Is a college education worth the time and the price?
That question was posed by two polls whose results received prominent notice in the recent news.
One was conducted by the College Board, an association of nearly 6,000 U.S. institutions of advanced learning, and the weekly National Journal magazine. Among respondents in the 18-to-29 age range, fewer than half believed a bachelor’s degree contributed importantly to success in later life.
The other survey, by the Pew Research Center, found that only four Americans out of 10 — at a time when tuitions are soaring and the job market is less than robust — see college as a sensible investment.
Clearly those opinions are influenced less by objective fact than by personal experience.
My father’s boyhood was spent on a patch of gullied farmland, and his education in a country elementary school ended at his father’s death. He came to the city to try to make his way. And having been lucky enough to find a job, he never left it.
He was a good man — hardworking, faithful to his family, loyal to his employer and his friends. But those virtues never earned him the rewards he deserved. At Christmas — to provide a bit extra — he worked two jobs, sometimes three.
For him, as for my mother, college never was a possibility, or even considered. But regardless of whatever hardship it might entail for them, education for me beyond high school was always in their plan.
Not once have I doubted its worth.
I arrived as a college freshman more interested in sports and social life than in serious learning. The professors, however, brooked no foolishness. They demanded accuracy and timeliness in the completion of assignments.
And though I couldn’t know it then, I would later begin my career already trained in two of the disciplines most essential to the craft of journalism — verification and the inviolability of deadlines.
I look back on those four years now, as I do on my time of military service, as having been among the most valuable and formative periods of my life.
But just as a college diploma is no absolute assurance of success, the lack of one is no guarantee of failure. History is rich with the stories of uncredentialed individuals whose imagination and innate talents have propelled them to great heights of artistic or entrepreneurial achievement.
Or some just go to Texas and marry oil.
But it might be interesting to track the life outcomes of the ones contacted in those two surveys who don’t believe higher education is worth the trouble or the money. How many of them, do you suppose, are washing cars, flipping burgers or betting the future on a lottery ticket?

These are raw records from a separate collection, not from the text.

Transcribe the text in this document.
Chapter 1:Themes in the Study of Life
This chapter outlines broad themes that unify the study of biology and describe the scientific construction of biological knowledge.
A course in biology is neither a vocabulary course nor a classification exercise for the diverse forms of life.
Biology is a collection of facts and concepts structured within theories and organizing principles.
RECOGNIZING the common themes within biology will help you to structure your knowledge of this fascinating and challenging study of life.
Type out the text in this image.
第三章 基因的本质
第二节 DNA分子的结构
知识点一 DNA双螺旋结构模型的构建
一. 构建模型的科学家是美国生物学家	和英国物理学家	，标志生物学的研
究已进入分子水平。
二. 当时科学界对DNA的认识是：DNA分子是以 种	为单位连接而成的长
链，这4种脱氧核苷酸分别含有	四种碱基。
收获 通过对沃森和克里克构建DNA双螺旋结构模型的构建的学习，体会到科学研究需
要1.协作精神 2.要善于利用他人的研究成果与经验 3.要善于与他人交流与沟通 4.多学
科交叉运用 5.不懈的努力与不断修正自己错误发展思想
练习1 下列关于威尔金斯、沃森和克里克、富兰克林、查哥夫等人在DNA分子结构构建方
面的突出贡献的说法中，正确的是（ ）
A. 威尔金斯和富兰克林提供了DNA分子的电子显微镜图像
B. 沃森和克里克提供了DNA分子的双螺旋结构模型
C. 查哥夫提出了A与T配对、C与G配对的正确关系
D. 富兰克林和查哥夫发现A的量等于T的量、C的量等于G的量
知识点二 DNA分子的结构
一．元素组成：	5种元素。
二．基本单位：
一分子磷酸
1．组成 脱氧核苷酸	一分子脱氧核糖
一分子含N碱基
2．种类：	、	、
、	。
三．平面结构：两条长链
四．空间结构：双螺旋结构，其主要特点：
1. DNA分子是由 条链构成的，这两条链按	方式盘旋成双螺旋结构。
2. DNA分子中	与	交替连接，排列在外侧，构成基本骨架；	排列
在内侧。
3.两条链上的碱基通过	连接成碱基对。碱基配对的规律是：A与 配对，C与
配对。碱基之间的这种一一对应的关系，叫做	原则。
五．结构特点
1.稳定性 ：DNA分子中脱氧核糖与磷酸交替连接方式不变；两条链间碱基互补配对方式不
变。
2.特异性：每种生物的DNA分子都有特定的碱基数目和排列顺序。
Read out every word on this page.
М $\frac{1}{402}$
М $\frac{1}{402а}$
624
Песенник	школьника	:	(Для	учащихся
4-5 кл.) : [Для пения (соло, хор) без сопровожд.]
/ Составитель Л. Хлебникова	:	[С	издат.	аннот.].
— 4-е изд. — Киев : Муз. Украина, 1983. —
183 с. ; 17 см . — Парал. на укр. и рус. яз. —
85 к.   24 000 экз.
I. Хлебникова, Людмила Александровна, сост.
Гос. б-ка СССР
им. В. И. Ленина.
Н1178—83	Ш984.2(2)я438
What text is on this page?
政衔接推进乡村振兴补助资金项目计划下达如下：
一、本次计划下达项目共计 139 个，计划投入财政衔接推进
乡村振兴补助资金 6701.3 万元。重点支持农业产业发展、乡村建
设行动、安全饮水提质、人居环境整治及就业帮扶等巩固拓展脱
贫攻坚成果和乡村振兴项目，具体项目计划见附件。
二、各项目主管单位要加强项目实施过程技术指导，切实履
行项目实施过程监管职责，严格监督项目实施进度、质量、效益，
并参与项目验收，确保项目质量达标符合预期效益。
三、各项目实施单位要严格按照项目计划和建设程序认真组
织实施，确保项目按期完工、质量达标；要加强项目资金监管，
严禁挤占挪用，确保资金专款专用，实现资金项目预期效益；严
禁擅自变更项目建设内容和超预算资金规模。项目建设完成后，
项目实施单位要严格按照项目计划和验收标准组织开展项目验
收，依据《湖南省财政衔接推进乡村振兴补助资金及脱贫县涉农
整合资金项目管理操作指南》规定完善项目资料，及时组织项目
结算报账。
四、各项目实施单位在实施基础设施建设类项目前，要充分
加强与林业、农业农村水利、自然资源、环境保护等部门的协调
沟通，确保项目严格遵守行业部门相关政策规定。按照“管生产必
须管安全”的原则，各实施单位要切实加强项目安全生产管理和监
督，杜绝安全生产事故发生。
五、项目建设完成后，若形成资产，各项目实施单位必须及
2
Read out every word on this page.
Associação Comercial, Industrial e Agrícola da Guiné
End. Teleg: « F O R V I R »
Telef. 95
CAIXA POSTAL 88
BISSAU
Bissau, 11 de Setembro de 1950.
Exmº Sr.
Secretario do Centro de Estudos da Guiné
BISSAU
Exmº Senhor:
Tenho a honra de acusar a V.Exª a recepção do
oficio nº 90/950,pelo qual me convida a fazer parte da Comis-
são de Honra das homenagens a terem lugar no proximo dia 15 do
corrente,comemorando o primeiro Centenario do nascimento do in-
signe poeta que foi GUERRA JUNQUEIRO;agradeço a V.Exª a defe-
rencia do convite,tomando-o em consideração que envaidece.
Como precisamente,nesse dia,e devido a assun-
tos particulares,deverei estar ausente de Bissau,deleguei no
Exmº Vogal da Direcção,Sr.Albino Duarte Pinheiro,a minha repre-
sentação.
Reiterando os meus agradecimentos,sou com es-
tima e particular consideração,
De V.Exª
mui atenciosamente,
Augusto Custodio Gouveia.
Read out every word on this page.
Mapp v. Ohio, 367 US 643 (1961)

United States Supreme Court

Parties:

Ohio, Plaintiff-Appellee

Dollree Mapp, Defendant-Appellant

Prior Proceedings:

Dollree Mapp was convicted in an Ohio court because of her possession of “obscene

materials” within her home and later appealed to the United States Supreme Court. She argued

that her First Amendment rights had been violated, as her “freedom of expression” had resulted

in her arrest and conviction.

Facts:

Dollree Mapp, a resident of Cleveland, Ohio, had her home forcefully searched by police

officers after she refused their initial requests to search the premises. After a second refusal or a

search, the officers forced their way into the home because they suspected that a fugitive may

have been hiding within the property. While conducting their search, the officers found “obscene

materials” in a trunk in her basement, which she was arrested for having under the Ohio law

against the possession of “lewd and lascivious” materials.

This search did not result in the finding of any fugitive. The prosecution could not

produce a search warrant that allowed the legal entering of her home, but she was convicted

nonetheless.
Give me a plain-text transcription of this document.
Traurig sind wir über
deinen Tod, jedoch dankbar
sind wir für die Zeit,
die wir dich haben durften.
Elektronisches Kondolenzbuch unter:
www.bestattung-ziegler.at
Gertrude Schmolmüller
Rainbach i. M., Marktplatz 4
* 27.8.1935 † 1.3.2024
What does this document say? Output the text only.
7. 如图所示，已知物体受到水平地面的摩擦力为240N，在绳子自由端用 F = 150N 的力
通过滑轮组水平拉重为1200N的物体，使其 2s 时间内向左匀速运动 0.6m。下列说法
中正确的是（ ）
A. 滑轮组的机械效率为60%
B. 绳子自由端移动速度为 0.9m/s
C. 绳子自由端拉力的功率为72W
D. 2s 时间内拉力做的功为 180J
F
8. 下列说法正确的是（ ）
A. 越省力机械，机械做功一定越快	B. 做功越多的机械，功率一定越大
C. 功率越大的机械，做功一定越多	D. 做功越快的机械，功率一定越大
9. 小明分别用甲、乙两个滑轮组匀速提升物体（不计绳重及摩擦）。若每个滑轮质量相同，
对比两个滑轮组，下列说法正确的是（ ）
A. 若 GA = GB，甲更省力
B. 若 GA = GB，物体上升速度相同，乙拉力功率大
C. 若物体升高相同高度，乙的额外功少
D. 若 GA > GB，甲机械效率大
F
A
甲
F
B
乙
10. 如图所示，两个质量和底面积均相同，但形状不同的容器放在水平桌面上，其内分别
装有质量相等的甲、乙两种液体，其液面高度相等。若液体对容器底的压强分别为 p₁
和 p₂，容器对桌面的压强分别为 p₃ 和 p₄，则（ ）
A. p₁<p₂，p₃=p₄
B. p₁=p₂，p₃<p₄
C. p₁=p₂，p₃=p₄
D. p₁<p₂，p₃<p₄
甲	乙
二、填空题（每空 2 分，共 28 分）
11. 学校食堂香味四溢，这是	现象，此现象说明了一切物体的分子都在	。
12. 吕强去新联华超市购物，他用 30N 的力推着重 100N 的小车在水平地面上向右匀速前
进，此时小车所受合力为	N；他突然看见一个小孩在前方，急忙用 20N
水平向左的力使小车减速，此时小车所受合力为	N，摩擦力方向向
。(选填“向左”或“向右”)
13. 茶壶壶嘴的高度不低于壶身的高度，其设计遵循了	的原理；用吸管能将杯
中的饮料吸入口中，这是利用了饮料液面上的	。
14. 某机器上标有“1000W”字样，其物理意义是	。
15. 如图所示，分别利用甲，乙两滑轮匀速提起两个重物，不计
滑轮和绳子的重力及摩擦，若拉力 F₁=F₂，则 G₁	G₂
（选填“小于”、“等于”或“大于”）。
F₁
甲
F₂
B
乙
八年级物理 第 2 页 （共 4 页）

The issue isn’t whether college is a reasonable investment.
The problem is that the price of a degree today is roughly the same as the sticker on a luxury car. One you can drive. The other you just hang on a wall.
It wasn’t always that way. I paid my way through a fine private college washing dishes twice a day, sweeping the chapel, ghostwriting term papers and winning money on the shuffle boards in small-town saloons.
Opportunity is wherever you find it.